2. There's a large amount of PHP libraries built to do exactly what you're describing. Long lived PHP processes are live in production across the world.

Straight up misinformation.

Note: I wrote PHP professionally for more than 10 years, and I still maintain several PHP code bases.

> This is likely user error due to a poor understanding of how PHP memory management works.

This is not what the comment I responding to was talking about. They were talking about memory leaks that were not in userspace. PHP's bug tracker has 943 bugs related to memory leaks[1]. That has nothing to do with understanding "how PHP memory management works".

> Unless you're using poorly written extensions then memory management in PHP is quite straightforward.

How exactly do you know whether an extension is poorly written? In many cases, it doesn't matter because there's exactly one extension that does what you need.

You could also be using poorly-written libraries.

> There's a large amount of PHP libraries built to do exactly what you're describing. Long lived PHP processes are live in production across the world.

I know. I use some, and I have several long-lived PHP processes running right now.

If a memory leak is in PHP itself, no library can fix it.

> Straight up misinformation.

Disagreeing with someone (or not understanding them) doesn't mean they're spreading misinformation.

My point was that memory leaks in the PHP virtual machine are still a problem even if PHP usually runs statelessly. Do you disagree?

1. https://bugs.php.net/search.php?search_for=leak&boolean=0&li...

Ok, but looking at that same bug tracker there are only a handful of memory leaks in PHP core (i.e. not related to an extension), the most serious of which is being actively worked on: https://bugs.php.net/bug.php?id=76982
This is true.
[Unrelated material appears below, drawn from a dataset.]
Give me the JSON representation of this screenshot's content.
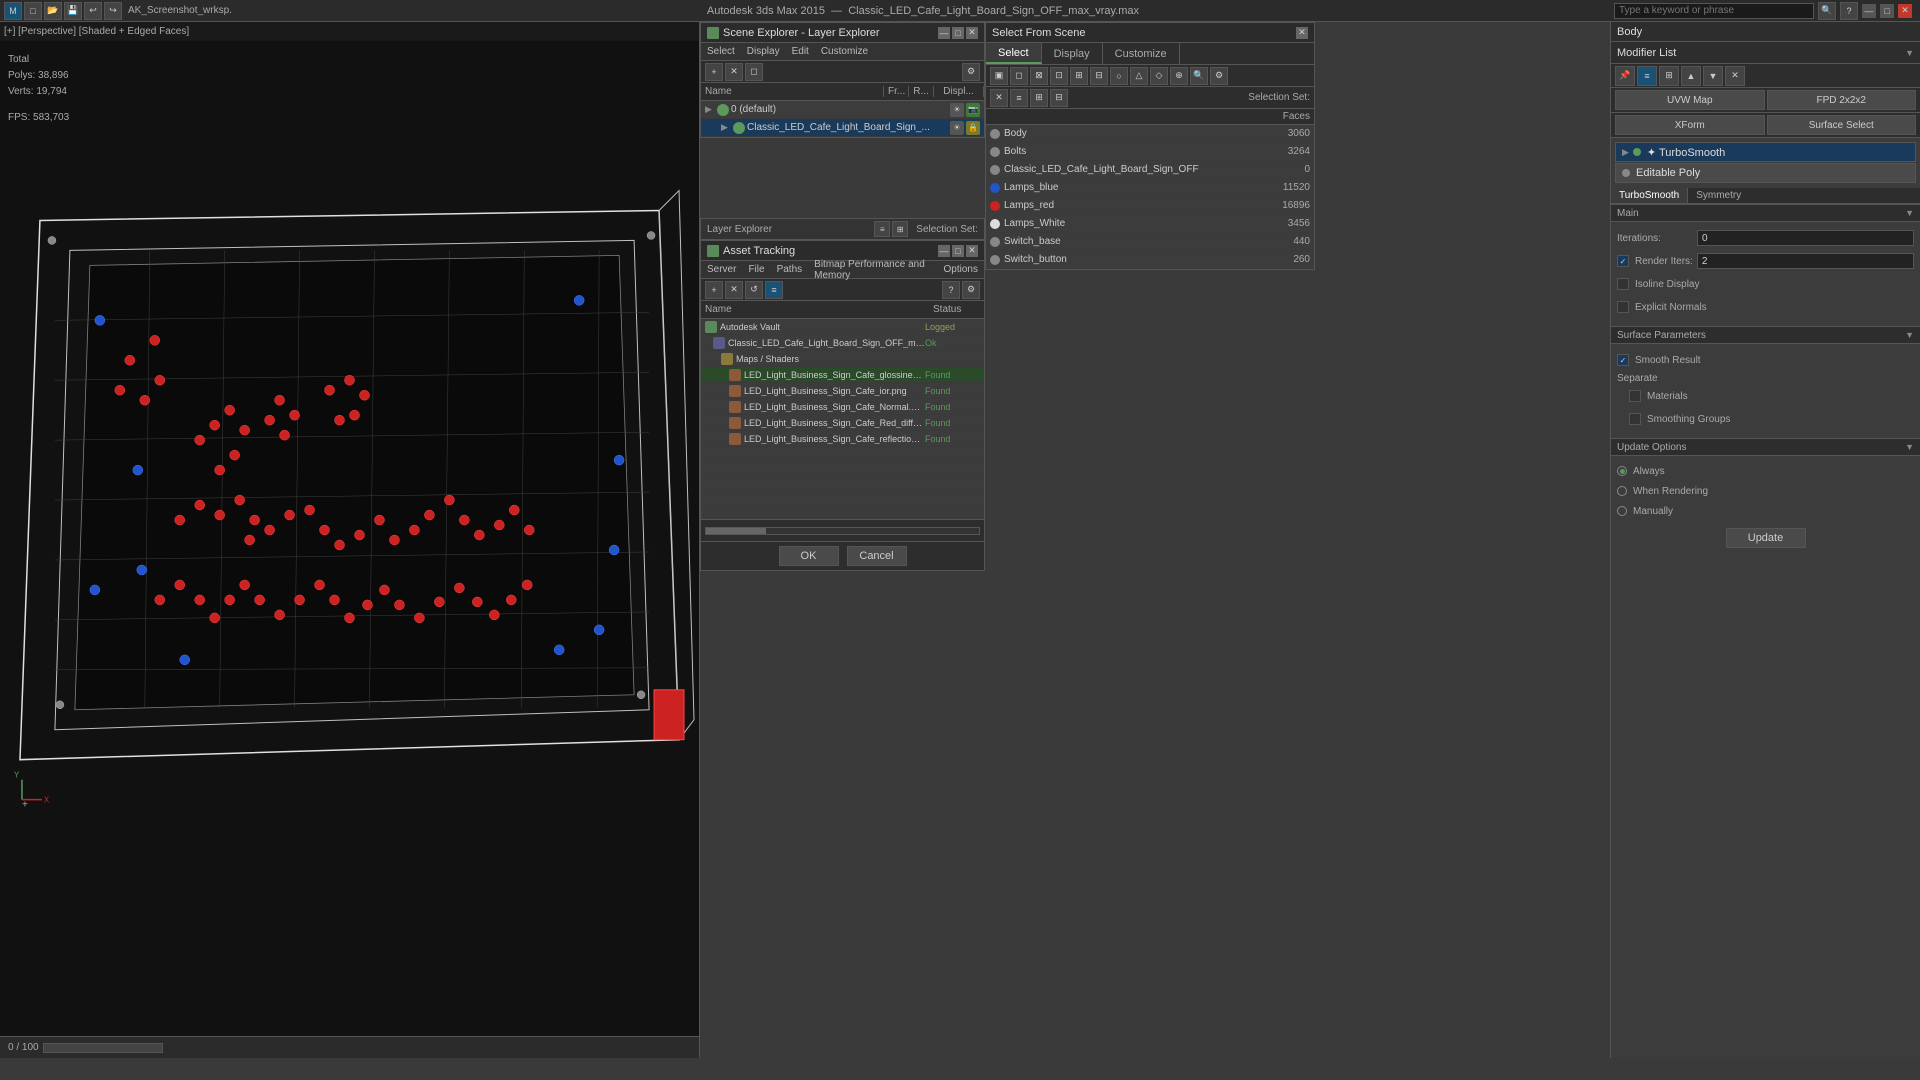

As far as I understand, the only issue with memory leaks have been around super long running processes that create cyclical references that cause refcounting to not "notice" that something is free. I have never had a memory leak problem with a web service, and I wrote* the PHP backend for Grooveshark (45 million monthly users, averaging 2 hours per visit, running on half a dozen front end web servers. Sadly I don't remember RPS figures at this point)

*not to take sole credit. I created RPC framework and initial API, and oversaw a small team of very talented engineers who added a significant chunk of the functionality powering Grooveshark over the years

Most web workloads will use some sort of process cache, like php-fpm, simply because spawning a process for each request is very inefficient. So the process and any extensions used can leak memory over time across requests.
php-fpm is typically configured to restart those processes after some number of requests, just in case there is such a leak. But I have not seen those leaks happen between process restarts, state is still wiped clean between requests, so leaks should be rare/difficult and probably most likely the result of faulty extensions.
Manipulating complex data structures that are large and/or trying to manage long running processes cause memory leaks. I often find I have to jump through hoops I don't have to in other languages to deal with these kinds of problems, for instance.
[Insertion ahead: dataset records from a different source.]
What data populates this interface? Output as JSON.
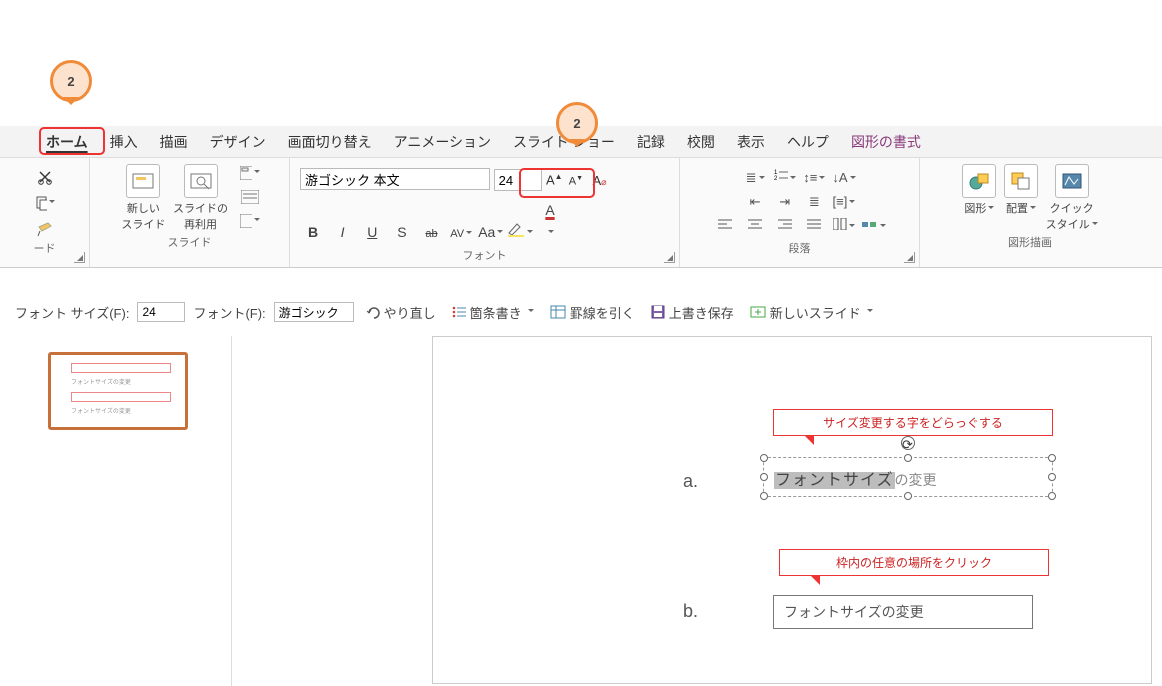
{
  "callouts": {
    "c1": "2",
    "c2": "2"
  },
  "tabs": [
    "ホーム",
    "挿入",
    "描画",
    "デザイン",
    "画面切り替え",
    "アニメーション",
    "スライド ショー",
    "記録",
    "校閲",
    "表示",
    "ヘルプ"
  ],
  "contextual_tab": "図形の書式",
  "ribbon": {
    "clipboard": {
      "group": "ード",
      "cut": "切り取り",
      "copy": "コピー",
      "paint": "書式のコピー"
    },
    "slides": {
      "group": "スライド",
      "new_slide": "新しい\nスライド",
      "reuse": "スライドの\n再利用"
    },
    "font": {
      "group": "フォント",
      "name_value": "游ゴシック 本文",
      "size_value": "24",
      "bold": "B",
      "italic": "I",
      "underline": "U",
      "strike": "S",
      "strike2": "ab",
      "spacing": "AV",
      "case": "Aa",
      "grow": "A",
      "shrink": "A",
      "clear": "A"
    },
    "paragraph": {
      "group": "段落"
    },
    "drawing": {
      "group": "図形描画",
      "shapes": "図形",
      "arrange": "配置",
      "qstyle": "クイック\nスタイル"
    }
  },
  "qat": {
    "fontsize_label": "フォント サイズ(F):",
    "fontsize_value": "24",
    "font_label": "フォント(F):",
    "font_value": "游ゴシック",
    "redo": "やり直し",
    "bullets": "箇条書き",
    "ruler": "罫線を引く",
    "save": "上書き保存",
    "new_slide": "新しいスライド"
  },
  "slide": {
    "bullet_a": "a.",
    "bullet_b": "b.",
    "callout_a": "サイズ変更する字をどらっぐする",
    "sel_text": "フォントサイズ",
    "sel_tail": "の変更",
    "callout_b": "枠内の任意の場所をクリック",
    "box_b": "フォントサイズの変更"
  }
}
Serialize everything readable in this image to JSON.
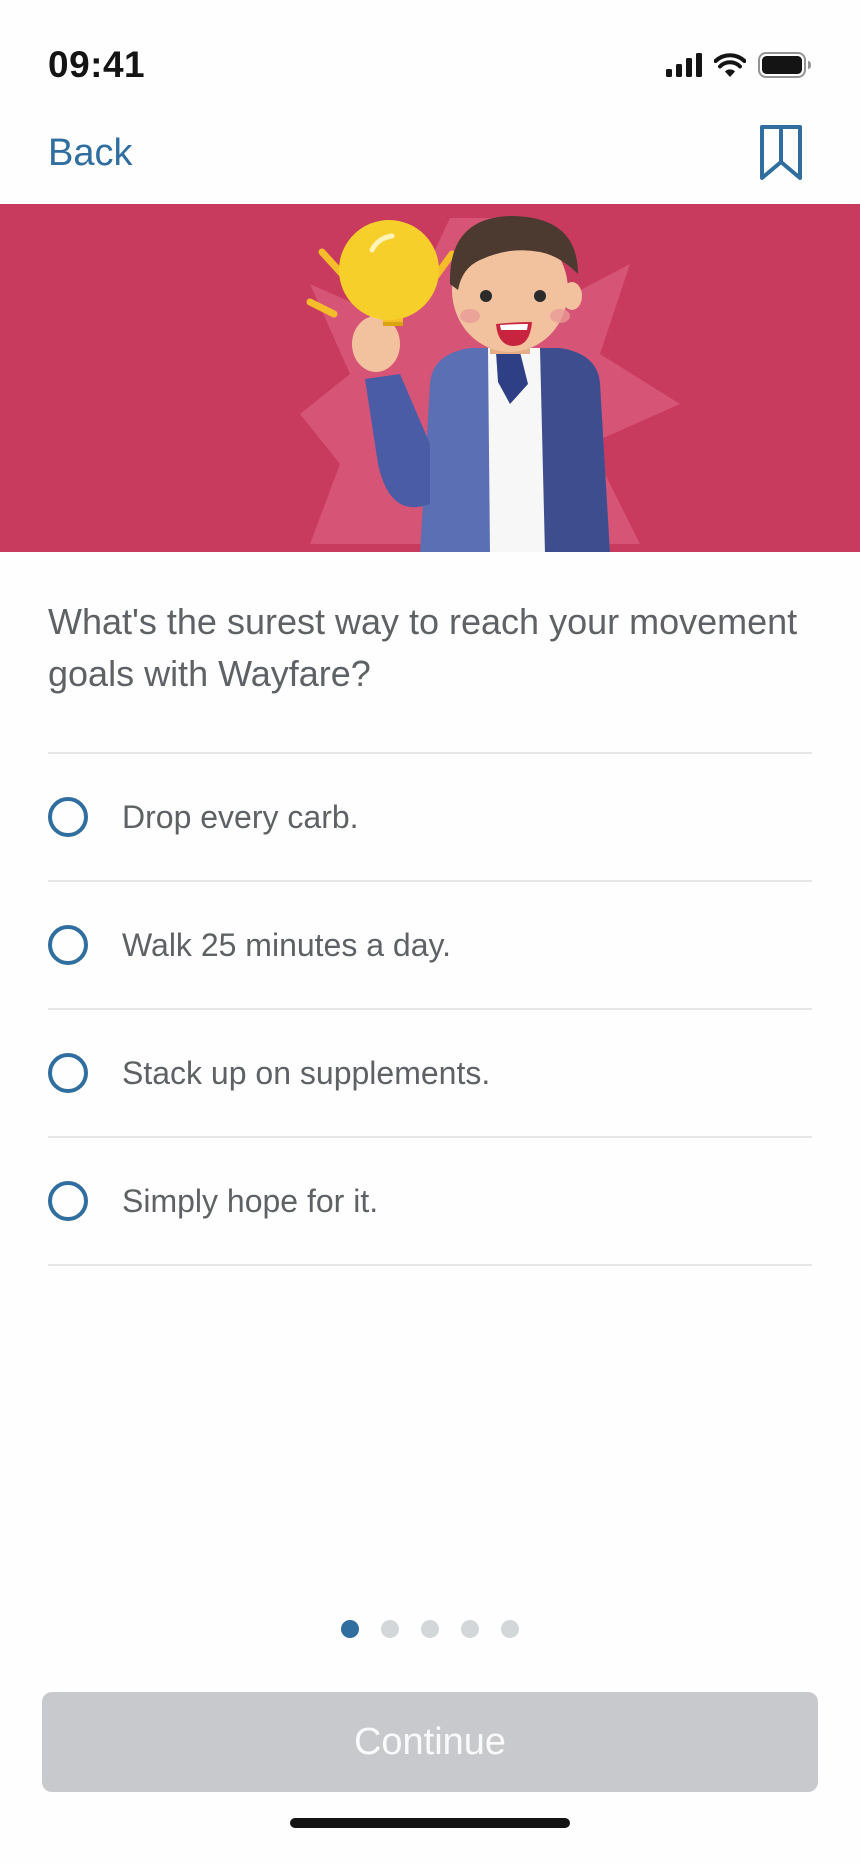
{
  "status_bar": {
    "time": "09:41",
    "icons": [
      "cellular-signal-icon",
      "wifi-icon",
      "battery-icon"
    ]
  },
  "nav": {
    "back_label": "Back",
    "bookmark_icon": "bookmark-icon"
  },
  "hero": {
    "illustration": "person-with-lightbulb-illustration",
    "background_color": "#c83a5e"
  },
  "question": {
    "text": "What's the surest way to reach your movement goals with Wayfare?"
  },
  "options": [
    {
      "label": "Drop every carb."
    },
    {
      "label": "Walk 25 minutes a day."
    },
    {
      "label": "Stack up on supplements."
    },
    {
      "label": "Simply hope for it."
    }
  ],
  "pagination": {
    "total": 5,
    "current": 1
  },
  "continue": {
    "label": "Continue",
    "enabled": false
  },
  "colors": {
    "accent": "#2f6e9f",
    "disabled_button": "#c7c9cc"
  }
}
I usually have to resort to queues, which just adds complexity where I typically don't want it.

> Manipulating complex data structures that are large

I do assume it's not the case, but one of the footguns with PHP is that assigning around large variables/arrays and triggering the copy-on-write can end building up the amount of duplicates of that data being kept alive. Pass by reference, unsets, generators and the like aren't used super often due to a lot of runs being small stateless requests, but sometimes they may be needed.

We resorted to only giving PHP ready to transmute data, so it didn’t handle any of the manipulation unless it was straightForward based on our own criteria, but anything involving too much searching or filtering (yes I realize there are other problems here, but our scale was large enough that these problems had to be tackled piecemeal, and aren’t relevant beyond that for this discussion)

Ultimately I’ve had less issues with Python for this type of workload and is eventually where we moved.